The tattooed, scruffy owner of a third-generation auto-body business in Chelsea says he’s being squeezed out to make room for trendier tenants favored by the area’s hippest new resident, High Line Park.

“I’m getting pushed out . . . [The park] has been a nightmare,” griped Brownfeld Auto Service owner Alan Brownfeld, 54, whose grandfather started the family business in 1920.

“I had a right to extend my lease, but my landlord said, ‘I can’t do it right now because of the High Line people.’ So he’s terminating me and trying to get me to vacate my premises.

“They want to replace us with an art gallery or a high-rise . . . I’ve been here my whole life,” said Brownfeld, whose small shop is on West 29th Street between 10th and 11th avenues.

“My grandfather started the business in 1920, horse-and-buggy time. There were no cars. He was doing the leaf springs on carriages. And now they want me out? Please.”

Brownfeld said his lease ends today — but that he’s not going down without a fight.

“I will pay my rent. If [the landlord] does not take it, I put it in an escrow account,” Brownfeld said, adding that he pays $15,000 a month for the 50-foot-by-100-foot lot.

“I’m going to fight this until the judge’s gavel slams down and says I have to vacate the premises.

“I want to leave with head held high, not pushed out by the city, not pushed out by the landlord, not being thrown out because of a stupid park.”

According to city zoning records, the building is in an area that had been rezoned for residential and mixed use — although not body shops — in 2005. But the auto-body shop was grandfathered in, so if the landlord wanted, Brownfeld could stay, city officials said.

Robert Hammond, co-founder of the group Friends of the High Line, denied trying to push Brownfeld out.

“This is not the case.

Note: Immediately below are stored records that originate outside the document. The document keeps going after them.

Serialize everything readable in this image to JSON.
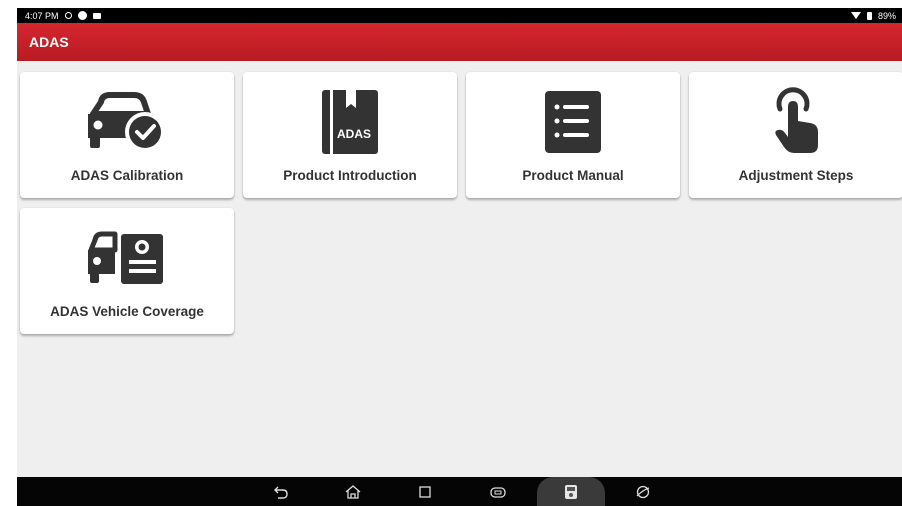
{
  "status_bar": {
    "time": "4:07 PM",
    "battery": "89%",
    "icons": [
      "location-icon",
      "message-icon",
      "cast-icon",
      "wifi-icon",
      "battery-icon"
    ]
  },
  "app_bar": {
    "title": "ADAS"
  },
  "tiles": [
    {
      "label": "ADAS Calibration",
      "icon": "car-check-icon"
    },
    {
      "label": "Product Introduction",
      "icon": "adas-book-icon",
      "icon_text": "ADAS"
    },
    {
      "label": "Product Manual",
      "icon": "list-document-icon"
    },
    {
      "label": "Adjustment Steps",
      "icon": "finger-tap-icon"
    },
    {
      "label": "ADAS Vehicle Coverage",
      "icon": "car-id-card-icon"
    }
  ],
  "nav_bar": {
    "buttons": [
      "back-icon",
      "home-icon",
      "recents-icon",
      "vci-icon",
      "diagnostic-icon",
      "browser-icon"
    ]
  },
  "colors": {
    "app_bar": "#c8202a",
    "icon": "#333333",
    "background": "#efefef"
  }
}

We enjoy the way the auto-body shop fits into the cityscape and makes the view from the High Line so interesting,” he said. “This ultimately is a private matter between the landlord and tenant.”

Landlord Ronnie Abramov refused to discuss his plans for the property, only saying that Brownfeld “has plenty of places to go to” and that “[the High Line] is not the problem.”

Local flower-shop owner Maryann Finegan, who gets her five delivery trucks serviced at Brownfeld’s, said she would be devastated if the auto-shop owner was forced to leave.

“This neighborhood wants to homogenize everything into a Yuppieville,” she lamented.

The nonprofit Friends of the High Line have been heralded for transforming the West Side’s infamous, decrepit railroad trestle into a stunning urban oasis that’s helped revitalize the entire area by luring artsy boutiques, restaurants and hotels.

But Brownfeld said it’s been at the expense of long-time locals such as himself.

“I have a small shop, I barely make the rent,” said the mechanic. “But you know what? . . . I do want to keep my family legacy going.”